Public-private partnership to boost incomes in shea.
Togo’s shea industry, though on an upward growth trajectory, could still use a boost.
A 2017 study by LMC International for the Global Shea Alliance (GSA) ranks Togo as the 7th largest shea producing country, with 5% of the West African shea export market. Annually, the Togolese shea sector produces between 20,000 to 25,000 tons of kernels per year. However, stakeholders believe this could be scaled up considerably.
One of those stakeholders is the Lomé-based Nouvelle Industrie des Oleagineux du Togo (NIOTO), a private sector agro-industrial business that produces butter from shea kernels. NIOTO has partnered with the local NGO Action et Gestion des Insuffisances et Initiatives Rurale (AGIR), which focuses on sustainable development, to implement specific shea-related activities in relevant regions across Togo. The partnership will build five warehouses and strengthen the business knowledge of 4,000 women, with the expectation that those women will then be able to produce and sell 5,000 tons of shea kernels per year.
Women collectors and processors in the shea value chain in countries like Togo, and also Benin, Burkina Faso and Mali, are a focus because of their integral role in shea production.
Etienne Kombate, Commercial and Logistics Director at NIOTO, said, “Women are playing a major role in this sector, and are considered to be the main anchor of the shea supply chain, and are involved at each level from the collection, through to the processing and selling of the kernels.”
For private sector entities like NIOTO, the new partnership, established through the Enhanced Integrated Framework-funded PRADCIFK initiative, removes levels of complexities in their supply chain, driving more traceability and transparency because it creates a more direct supply chain with fewer intermediaries.
GSA is leading efforts to establish public-private partnerships (PPPs) such as the one between NIOTO and AGIR, which are crucial to driving sustainable growth in the shea industry. This kind of work presents an opportunity to contribute to the strategic organization of a more inclusive and sustainable trade in shea kernels, as the women collectors trained and formed into cooperatives are able to aggregate higher volumes, and secure and manage contracts with NIOTO. The commercial relationship created is expected to increase women’s income by more than 30% over the next two years.
The new partnership will work at strengthening capacities in entrepreneurship and business development alongside setting up critical infrastructure such as storage warehouses – both needed elements to boost the sector.
Tekentou Tchepan, Project Manager for the Enhanced Integrated Framework’s work in Togo, said, “NIOTO is part of a network of transformers including several private firms that are really committed to working hand-in-hand with partners from the non-private sectors to devise innovative solutions to the challenges impacting the Togolese shea sector. We believe we’re already on course to doing this through this project.”

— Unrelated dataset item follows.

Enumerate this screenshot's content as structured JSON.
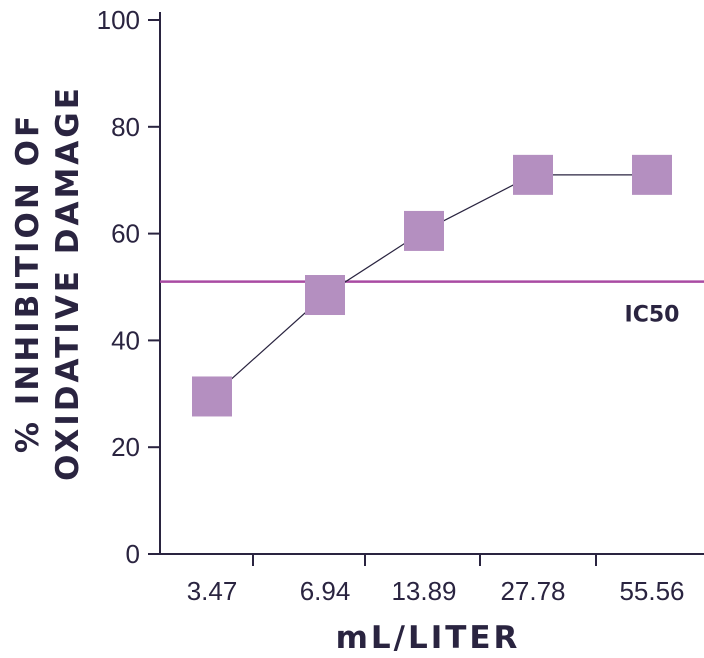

Even though shea has been recognized as a key crop for export diversification, the industry hasn’t achieved this due to limitations with processing and marketing shea at scale.
Kombate said, “This partnership will enable private companies such as NIOTO to get more raw materials and of the highest quality. The NGOs have capability to mobilise women around specific topics in order to build up harvest capacity and quality control in kernels processing.”
The warehouses provided by the NIOTO-AGIR partnership to the women shea collectors will ensure the safe storage and efficient processing of shea kernels. This helps women get higher prices for their kernels, thereby giving more value to the product. It will also facilitate market linkages between these local sellers to international markets to improve sales and revenues – some of the key reasons why PPPs remain crucial for the development of the shea sector.
GSA Executive Committee Women’s Group representative Mamatou Djaffo believes the venture will contribute to growing the shea industry, not only in Togo but in other West African countries.